Et si, à l’avenir, cette pratique se généralisait grâce à une technologie qui tend à rendre le virtuel de plus en plus réel ? Doit-on laisser des parents endeuillés retrouver leurs enfants disparus ? Quel serait alors l’impact de revoir un être cher décédé sur le processus de deuil ? Certaines personnes ne pourraient-elles pas en devenir dépendantes ?
C’est un risque, surtout avec le perfectionnement de l’intelligence artificielle qui sera de plus en plus autonome au cours des prochaines décennies et qui sera capable de créer de véritables rendez-vous faisant le lien entre le monde virtuel et le réel. Comment ? Grâce à l’exploitation des données personnelles des personnes disparues stockées sur des serveurs dédiés et qui appartiendront à leurs descendants. Un créneau que certaines startups veulent d’ores et déjà vouloir occuper.

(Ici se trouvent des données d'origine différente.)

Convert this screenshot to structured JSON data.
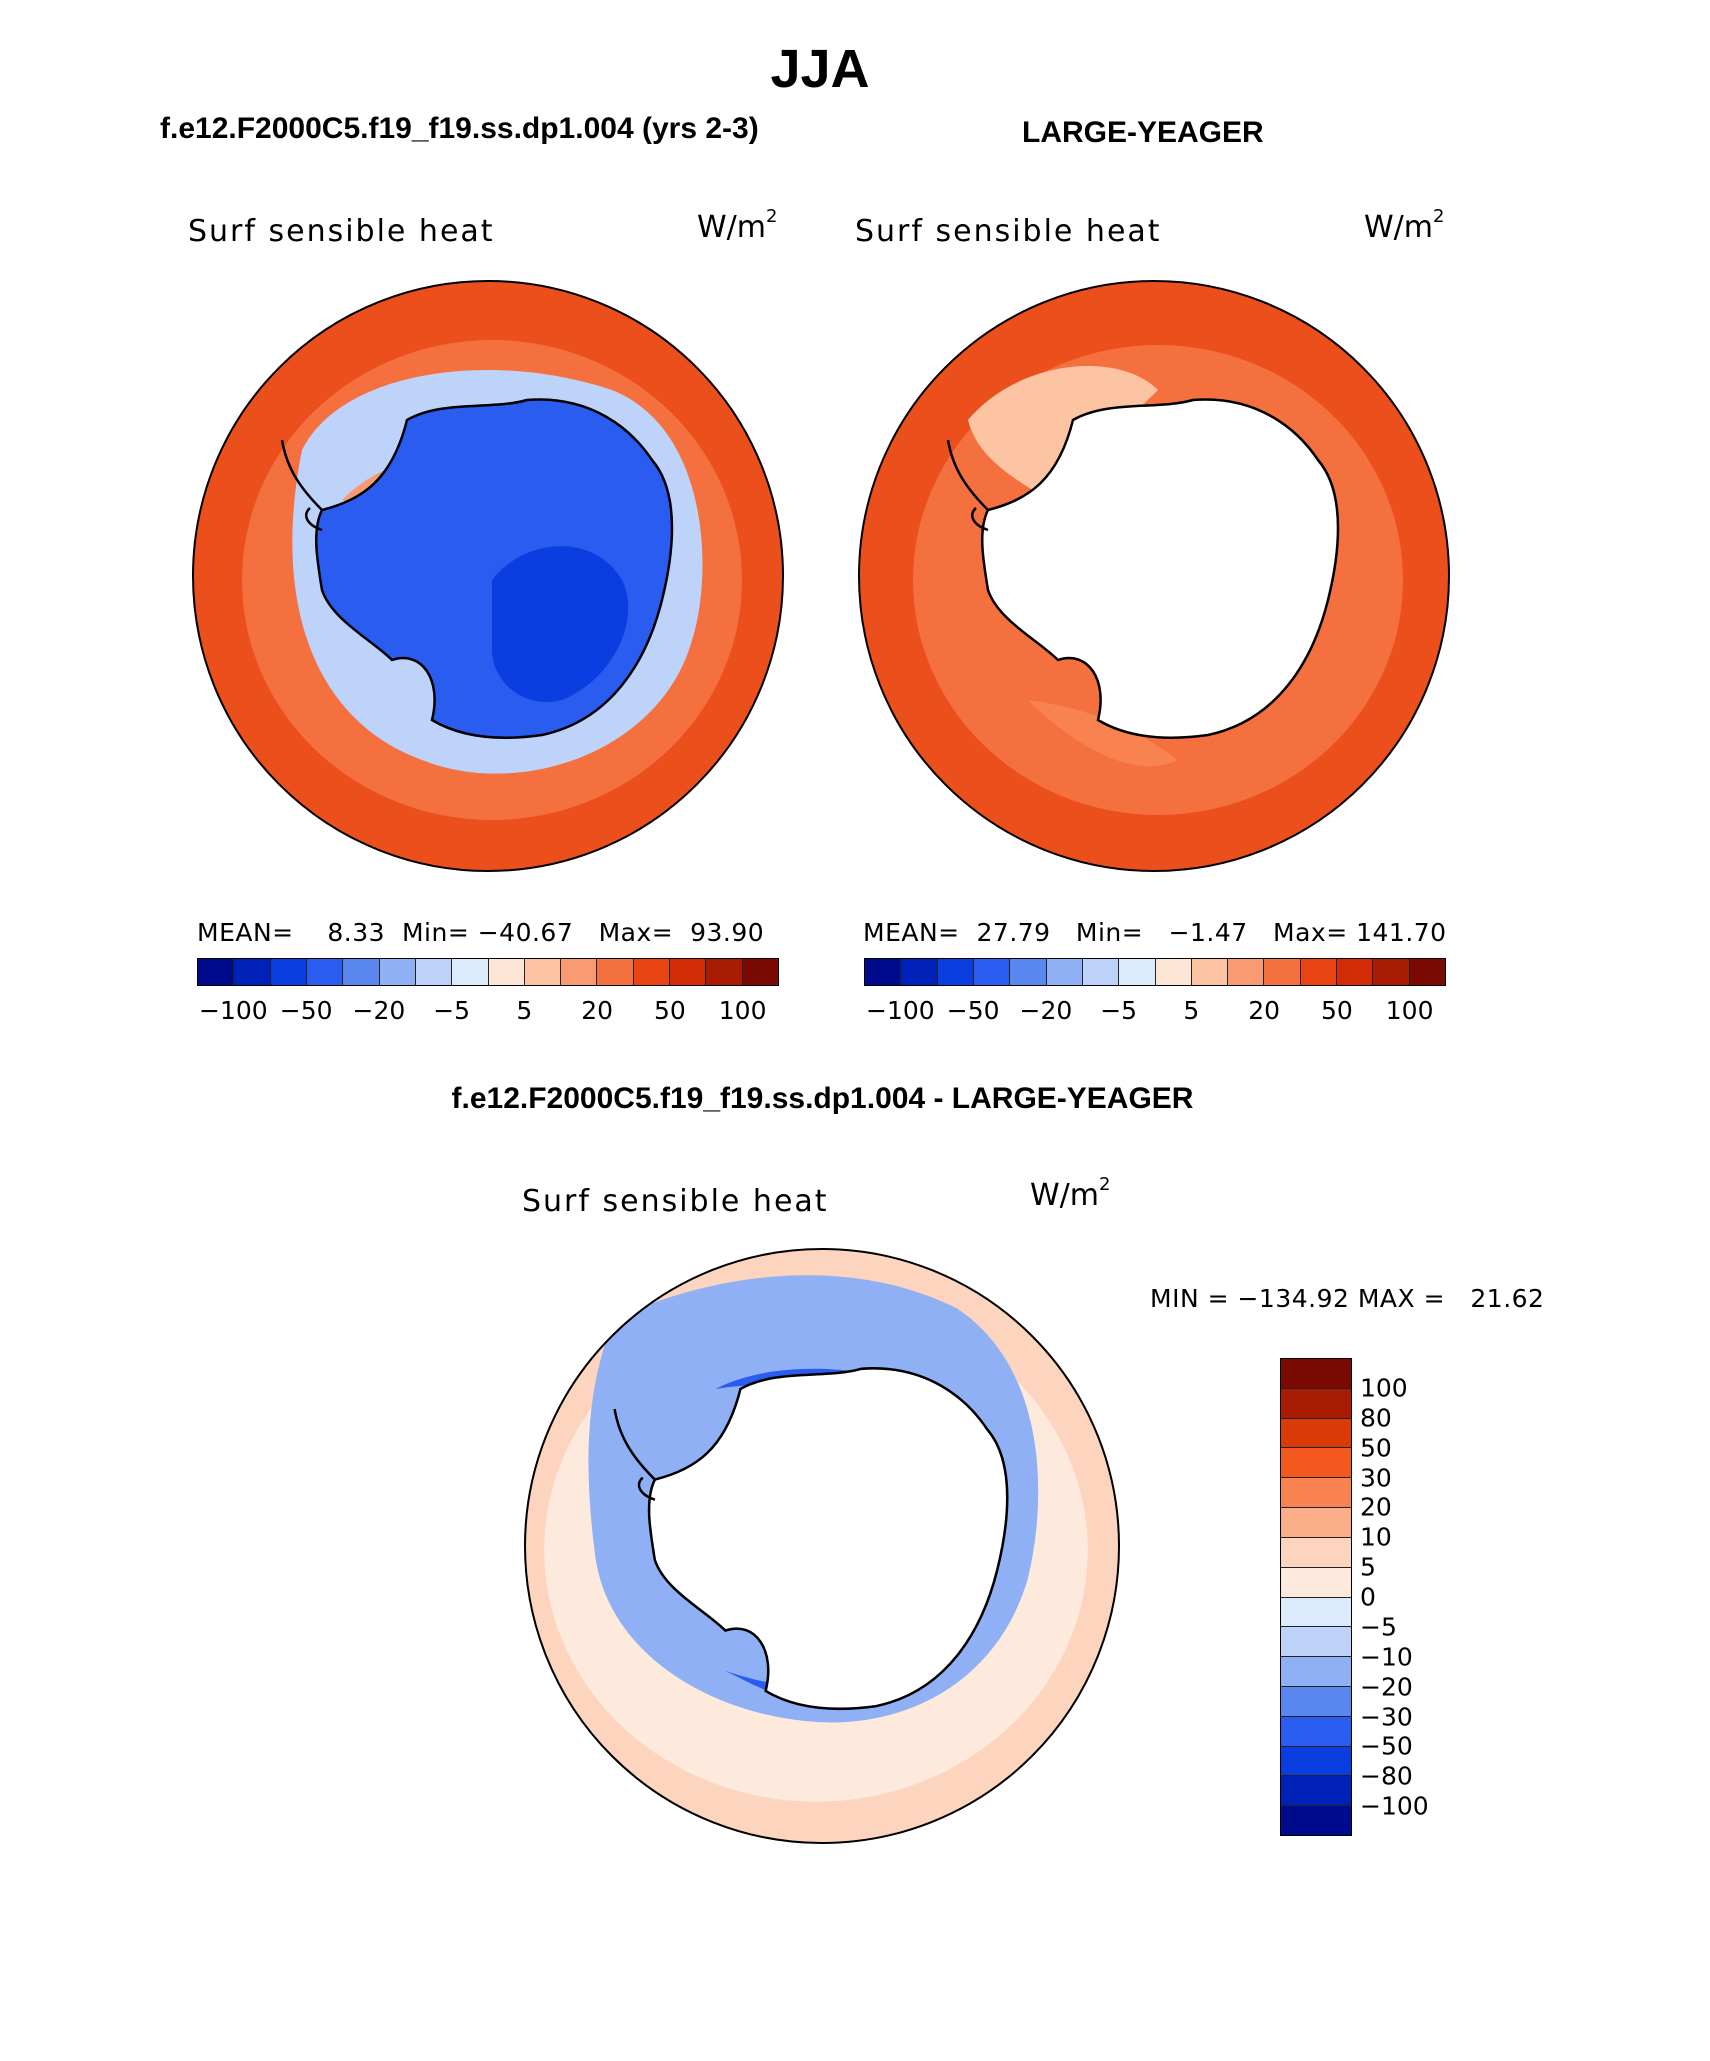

Peu après la diffusion du documentaire sud-coréen, des similitudes entre l’histoire de Jang Ji-sung et celle développée dans un épisode bien précis de la série Black Mirror ont été soulignées dans les médias et sur les réseaux sociaux du monde entier. Dans cet épisode, intitulé “Be right back”, on suit le parcours d’une femme qui tente de gérer, grâce aux nouveaux outils technologiques mis à sa disposition comme l’intelligence artificielle, la perte soudaine et brutale de son compagnon… Les nouvelles technologies transforment toutes les sphères de la société, certaines plus rapidement que d’autres, et la mort n’y fait pas une exception.